2. The international ratings agency, Standard & Poor’s has upgraded Vietnam’s financial strength rating. This has contributed to Vietnam’s placing on the radar screen of many international real estate market players. Foreign investment into Vietnam reached USD 10.2 billion in 2006 (a record high) and is expected to reach USD 10-12 billion in 2007.

3. The overall real estate market has a positive and prospective outlook, driven by high economic growth, rising foreign investment and deregulation. Annual overseas remittances, which have been continuously increasing reached USD 4 billion in 2005 and USD 4.5 billion in 2006, have driven demand for better-quality housing. With the foreign investment inflows and tourism rising in anticipation of Vietnam’s accession as the 150th member of the WTO, the demand for offices, shopping centres, hotels and warehouses is growing accordingly. Furthermore, the ratified Real Estate Trading Law which came into effect on 1 January 2007 will free up opportunity to non-resident Vietnamese and foreign property investors.

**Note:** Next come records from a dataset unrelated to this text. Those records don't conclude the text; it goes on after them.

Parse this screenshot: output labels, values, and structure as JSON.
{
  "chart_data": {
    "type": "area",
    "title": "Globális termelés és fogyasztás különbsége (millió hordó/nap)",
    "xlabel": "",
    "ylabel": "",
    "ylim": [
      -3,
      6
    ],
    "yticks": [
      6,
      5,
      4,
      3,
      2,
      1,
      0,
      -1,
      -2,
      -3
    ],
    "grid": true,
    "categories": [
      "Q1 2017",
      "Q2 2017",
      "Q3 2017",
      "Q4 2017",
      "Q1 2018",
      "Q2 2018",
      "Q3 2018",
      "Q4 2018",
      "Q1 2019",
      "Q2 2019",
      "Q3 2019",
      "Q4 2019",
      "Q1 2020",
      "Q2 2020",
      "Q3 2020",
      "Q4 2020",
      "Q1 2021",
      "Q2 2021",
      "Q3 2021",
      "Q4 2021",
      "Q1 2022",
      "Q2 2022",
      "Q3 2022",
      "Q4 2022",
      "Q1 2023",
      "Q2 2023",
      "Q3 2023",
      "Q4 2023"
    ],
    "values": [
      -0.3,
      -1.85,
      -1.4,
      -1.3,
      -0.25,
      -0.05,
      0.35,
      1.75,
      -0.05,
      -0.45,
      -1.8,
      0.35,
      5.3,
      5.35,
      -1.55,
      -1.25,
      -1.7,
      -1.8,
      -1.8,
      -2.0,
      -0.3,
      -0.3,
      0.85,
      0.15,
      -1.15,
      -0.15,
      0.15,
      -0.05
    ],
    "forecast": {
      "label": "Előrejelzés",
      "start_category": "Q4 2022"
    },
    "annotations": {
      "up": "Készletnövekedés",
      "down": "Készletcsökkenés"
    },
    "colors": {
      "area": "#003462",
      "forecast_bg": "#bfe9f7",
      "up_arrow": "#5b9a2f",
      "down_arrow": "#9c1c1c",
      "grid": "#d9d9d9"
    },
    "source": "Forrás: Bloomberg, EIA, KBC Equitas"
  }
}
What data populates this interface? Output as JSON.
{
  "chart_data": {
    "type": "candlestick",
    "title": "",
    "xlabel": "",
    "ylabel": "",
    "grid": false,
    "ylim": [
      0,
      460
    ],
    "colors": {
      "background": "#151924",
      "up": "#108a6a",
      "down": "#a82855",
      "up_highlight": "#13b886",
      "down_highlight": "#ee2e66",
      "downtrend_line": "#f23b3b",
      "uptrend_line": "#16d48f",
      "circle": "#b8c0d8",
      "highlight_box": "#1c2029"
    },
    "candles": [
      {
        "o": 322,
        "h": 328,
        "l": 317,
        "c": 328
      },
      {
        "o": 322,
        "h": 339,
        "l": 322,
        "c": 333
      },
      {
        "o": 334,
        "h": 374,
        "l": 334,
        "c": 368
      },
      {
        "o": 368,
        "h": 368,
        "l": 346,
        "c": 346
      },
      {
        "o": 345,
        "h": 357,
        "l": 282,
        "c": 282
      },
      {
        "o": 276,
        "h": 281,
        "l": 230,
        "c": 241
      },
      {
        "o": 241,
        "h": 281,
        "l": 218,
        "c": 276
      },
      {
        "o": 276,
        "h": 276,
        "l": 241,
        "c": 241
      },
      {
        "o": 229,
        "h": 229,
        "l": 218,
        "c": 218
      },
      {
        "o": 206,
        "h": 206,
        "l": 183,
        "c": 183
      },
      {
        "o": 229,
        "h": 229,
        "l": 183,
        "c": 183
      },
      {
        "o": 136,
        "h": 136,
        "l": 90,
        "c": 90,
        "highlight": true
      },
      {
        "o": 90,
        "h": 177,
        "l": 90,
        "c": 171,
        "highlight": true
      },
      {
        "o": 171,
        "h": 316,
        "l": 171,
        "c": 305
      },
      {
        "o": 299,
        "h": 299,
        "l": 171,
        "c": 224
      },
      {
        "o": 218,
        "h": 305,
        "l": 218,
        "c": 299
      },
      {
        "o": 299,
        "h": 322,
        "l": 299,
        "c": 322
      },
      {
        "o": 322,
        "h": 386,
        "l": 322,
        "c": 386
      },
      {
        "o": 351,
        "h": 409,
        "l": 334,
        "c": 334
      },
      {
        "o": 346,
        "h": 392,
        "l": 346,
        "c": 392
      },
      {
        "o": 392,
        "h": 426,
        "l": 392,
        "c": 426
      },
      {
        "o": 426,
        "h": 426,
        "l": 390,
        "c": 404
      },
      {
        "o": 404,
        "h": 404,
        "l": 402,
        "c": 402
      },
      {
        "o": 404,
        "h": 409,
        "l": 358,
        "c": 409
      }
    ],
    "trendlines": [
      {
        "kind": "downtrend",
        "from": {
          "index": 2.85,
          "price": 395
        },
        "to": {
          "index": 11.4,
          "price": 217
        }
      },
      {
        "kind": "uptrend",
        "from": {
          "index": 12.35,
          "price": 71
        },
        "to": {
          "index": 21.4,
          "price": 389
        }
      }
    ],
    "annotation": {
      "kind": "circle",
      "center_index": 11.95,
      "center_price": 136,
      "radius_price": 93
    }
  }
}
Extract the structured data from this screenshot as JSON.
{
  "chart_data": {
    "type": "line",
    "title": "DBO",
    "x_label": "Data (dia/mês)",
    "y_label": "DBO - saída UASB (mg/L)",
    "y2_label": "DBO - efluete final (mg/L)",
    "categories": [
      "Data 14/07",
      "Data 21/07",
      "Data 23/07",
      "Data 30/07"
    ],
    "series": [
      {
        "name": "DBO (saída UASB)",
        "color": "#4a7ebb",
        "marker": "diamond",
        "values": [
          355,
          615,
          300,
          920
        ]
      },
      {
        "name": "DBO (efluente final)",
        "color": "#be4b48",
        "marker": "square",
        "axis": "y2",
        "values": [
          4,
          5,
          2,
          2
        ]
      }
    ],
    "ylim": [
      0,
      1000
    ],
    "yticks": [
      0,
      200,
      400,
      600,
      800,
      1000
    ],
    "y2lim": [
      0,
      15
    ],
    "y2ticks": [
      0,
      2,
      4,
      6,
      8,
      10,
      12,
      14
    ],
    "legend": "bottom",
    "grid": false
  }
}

The above opportunities and the forecast that Vietnam’s real estate sector will move in the direction of sustainable growth and development bode well for the country.

Mr Brown concludes, “We are optimistic about Vietnam’s future and confident that given our strong global and regional network as well as the growing number of our clients looking to make their foray into or expand in Vietnam, Jones Lang LaSalle will be able to capitalize on the opportunities in this emerging market.”